Mais les vrais compagnons de Paul sont les fantômes de son passé ; Winona, sa femme. Nouk, sa chienne. Le pasteur, son père… Un passé qui revient le hanter sans cesse. Comment en est-il arrivé là ? Lui, devenu à 35 ans la bonne fée de l’Excelsior, un immeuble de propriétaires aisés. Pour eux, il est « le superintendant, le concierge, le factotum, l’infirmier, le confesseur, le jardinier, le psychologue, l’électronicien, le plombier, l’électricien, le cuisiniste, le chimiste, le mécanicien, bref l’honorable gardien de ce petit temple dont je possédais presque toutes les clés, dont je connaissais tous les secrets. » Pendant 26 ans, Paul endosse tous les rôles, avec le sourire. Jusqu’à ce que le directeur de l’établissement change.
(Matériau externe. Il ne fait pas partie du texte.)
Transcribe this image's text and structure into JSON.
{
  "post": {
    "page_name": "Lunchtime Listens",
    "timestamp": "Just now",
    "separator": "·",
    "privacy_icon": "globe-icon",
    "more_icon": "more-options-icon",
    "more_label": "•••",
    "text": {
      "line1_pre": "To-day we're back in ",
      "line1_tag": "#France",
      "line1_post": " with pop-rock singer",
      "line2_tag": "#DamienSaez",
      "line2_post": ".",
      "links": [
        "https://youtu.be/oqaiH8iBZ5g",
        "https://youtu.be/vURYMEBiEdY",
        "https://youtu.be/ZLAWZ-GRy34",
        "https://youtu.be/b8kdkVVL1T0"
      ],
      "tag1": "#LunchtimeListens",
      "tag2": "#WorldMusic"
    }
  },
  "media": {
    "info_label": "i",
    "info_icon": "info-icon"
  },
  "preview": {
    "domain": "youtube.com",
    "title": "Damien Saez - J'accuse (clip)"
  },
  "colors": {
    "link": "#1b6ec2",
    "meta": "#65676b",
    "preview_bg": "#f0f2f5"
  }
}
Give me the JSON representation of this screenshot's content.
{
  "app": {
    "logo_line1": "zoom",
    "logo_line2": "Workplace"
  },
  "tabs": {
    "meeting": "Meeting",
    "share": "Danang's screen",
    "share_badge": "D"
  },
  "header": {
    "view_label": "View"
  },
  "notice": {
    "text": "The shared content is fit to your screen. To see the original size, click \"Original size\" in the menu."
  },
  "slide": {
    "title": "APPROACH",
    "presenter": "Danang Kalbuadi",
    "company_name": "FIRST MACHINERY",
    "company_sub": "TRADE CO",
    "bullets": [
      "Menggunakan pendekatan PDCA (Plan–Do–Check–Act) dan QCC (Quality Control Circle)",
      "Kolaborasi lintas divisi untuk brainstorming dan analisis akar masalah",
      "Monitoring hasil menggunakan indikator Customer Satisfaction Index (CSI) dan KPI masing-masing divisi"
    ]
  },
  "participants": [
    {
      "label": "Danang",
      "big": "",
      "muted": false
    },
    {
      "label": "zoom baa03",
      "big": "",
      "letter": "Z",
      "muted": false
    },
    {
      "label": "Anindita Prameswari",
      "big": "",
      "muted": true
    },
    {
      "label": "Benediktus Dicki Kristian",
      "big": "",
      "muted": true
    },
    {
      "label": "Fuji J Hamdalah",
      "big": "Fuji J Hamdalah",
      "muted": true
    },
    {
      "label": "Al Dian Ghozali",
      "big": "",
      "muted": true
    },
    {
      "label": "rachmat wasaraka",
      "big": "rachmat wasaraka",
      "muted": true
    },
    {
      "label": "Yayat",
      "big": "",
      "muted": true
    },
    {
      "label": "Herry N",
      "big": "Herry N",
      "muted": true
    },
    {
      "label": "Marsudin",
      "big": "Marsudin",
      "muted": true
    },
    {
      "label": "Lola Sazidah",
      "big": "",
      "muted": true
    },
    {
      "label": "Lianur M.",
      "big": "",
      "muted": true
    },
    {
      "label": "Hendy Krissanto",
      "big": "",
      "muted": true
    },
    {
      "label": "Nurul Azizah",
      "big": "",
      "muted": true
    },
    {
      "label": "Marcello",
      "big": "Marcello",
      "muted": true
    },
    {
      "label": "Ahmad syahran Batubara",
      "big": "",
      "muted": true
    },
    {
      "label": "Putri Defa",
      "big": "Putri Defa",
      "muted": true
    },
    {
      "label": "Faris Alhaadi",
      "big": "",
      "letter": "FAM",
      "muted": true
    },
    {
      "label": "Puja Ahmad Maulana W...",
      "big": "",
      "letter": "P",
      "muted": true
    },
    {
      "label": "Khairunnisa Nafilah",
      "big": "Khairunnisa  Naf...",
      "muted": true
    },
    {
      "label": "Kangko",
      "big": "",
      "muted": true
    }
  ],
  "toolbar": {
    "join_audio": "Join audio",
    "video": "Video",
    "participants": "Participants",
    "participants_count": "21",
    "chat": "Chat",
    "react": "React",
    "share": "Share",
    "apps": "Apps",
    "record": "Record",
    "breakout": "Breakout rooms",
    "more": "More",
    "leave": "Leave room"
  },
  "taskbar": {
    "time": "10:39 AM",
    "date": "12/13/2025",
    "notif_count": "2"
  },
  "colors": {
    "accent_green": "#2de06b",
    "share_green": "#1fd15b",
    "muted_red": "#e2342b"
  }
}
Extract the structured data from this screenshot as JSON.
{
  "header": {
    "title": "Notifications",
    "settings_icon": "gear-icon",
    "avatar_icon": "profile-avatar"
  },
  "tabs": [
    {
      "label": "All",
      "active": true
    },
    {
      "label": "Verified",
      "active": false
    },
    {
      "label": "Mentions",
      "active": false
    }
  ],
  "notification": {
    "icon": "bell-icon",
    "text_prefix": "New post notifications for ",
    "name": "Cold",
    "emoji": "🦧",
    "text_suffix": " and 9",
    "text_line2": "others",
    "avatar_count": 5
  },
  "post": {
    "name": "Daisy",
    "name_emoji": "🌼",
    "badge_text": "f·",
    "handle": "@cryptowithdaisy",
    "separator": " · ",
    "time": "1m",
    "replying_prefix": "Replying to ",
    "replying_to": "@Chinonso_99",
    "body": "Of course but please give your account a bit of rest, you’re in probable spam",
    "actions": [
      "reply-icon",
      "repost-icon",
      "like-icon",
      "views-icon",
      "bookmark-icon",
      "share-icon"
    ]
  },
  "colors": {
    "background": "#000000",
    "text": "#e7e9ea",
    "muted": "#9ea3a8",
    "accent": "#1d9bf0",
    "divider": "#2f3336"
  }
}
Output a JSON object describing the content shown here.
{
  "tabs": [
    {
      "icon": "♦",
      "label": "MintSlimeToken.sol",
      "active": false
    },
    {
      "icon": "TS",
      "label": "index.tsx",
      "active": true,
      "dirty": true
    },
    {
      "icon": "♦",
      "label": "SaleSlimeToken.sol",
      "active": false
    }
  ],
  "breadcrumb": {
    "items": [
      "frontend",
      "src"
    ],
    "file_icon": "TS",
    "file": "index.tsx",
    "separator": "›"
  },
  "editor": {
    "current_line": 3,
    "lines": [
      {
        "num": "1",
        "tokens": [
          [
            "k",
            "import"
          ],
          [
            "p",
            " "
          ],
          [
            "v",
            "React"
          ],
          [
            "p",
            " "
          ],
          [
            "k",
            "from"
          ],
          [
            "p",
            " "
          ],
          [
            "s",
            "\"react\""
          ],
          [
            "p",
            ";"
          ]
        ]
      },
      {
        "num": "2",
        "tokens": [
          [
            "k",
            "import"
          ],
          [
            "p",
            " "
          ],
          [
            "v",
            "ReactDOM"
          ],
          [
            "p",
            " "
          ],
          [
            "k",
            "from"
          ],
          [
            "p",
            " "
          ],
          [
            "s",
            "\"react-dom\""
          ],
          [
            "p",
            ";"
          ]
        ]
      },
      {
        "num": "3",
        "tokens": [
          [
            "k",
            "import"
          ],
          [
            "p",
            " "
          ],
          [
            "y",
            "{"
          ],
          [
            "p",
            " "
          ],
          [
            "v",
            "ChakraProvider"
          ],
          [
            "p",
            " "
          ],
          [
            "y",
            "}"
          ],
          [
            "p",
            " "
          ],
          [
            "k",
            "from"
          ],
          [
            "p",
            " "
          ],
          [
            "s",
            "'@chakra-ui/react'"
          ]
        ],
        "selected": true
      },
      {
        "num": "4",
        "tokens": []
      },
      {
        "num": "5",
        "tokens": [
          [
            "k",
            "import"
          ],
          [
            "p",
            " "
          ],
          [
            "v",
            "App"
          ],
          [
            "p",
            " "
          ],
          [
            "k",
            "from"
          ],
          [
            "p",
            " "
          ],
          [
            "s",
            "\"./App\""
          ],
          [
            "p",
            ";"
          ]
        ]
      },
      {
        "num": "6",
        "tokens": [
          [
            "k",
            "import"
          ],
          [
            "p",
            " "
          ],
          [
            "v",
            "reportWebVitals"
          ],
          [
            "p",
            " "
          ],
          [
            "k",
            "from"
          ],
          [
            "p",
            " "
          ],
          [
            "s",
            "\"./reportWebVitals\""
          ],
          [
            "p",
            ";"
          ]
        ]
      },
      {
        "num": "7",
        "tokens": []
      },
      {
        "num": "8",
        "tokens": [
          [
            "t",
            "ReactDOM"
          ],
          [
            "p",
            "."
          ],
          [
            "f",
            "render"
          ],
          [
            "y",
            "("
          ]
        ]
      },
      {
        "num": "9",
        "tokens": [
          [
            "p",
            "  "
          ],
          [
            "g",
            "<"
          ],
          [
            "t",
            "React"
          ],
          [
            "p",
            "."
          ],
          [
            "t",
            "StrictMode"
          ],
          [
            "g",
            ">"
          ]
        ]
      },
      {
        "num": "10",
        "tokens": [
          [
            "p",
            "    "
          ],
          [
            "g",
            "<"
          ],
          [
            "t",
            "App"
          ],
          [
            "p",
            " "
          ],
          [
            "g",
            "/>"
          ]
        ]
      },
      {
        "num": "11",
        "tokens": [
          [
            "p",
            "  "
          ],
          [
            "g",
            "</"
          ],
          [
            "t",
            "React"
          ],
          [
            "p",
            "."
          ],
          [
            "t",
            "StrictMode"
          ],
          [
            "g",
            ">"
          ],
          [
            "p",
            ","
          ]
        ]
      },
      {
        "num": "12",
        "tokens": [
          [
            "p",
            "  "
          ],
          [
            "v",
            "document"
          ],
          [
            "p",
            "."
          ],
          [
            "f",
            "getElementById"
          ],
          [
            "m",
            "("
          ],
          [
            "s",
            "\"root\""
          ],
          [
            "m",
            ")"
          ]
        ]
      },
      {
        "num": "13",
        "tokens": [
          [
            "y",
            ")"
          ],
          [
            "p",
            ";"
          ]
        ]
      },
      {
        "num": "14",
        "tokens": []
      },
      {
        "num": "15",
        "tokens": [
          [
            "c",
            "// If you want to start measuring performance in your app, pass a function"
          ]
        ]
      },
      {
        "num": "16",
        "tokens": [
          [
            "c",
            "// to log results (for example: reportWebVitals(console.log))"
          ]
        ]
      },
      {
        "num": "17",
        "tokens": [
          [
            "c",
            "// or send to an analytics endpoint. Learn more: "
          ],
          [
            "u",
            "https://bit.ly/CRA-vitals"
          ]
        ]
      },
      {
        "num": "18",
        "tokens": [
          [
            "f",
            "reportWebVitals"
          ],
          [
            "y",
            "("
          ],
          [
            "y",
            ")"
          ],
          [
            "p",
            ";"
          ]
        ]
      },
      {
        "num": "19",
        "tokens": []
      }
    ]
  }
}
Le roman alterne passé et présent – on découvre un Paul aux origines danoises assez attachant, un anti-héros qui pourrait être vous comme moi. Il évoque ses souvenirs d’enfance, raconte ses parents, leur rencontre, leur séparation. Chapitre après chapitre, les murs de la prison s’effacent pour laisser place au passé, entre ironie et drame.

Un roman doux amer – savant cocktail d’ironie et d’émotion – que j’ai dégusté paisiblement, savourant l’humour toujours subtil de Jean-Paul Dubois. 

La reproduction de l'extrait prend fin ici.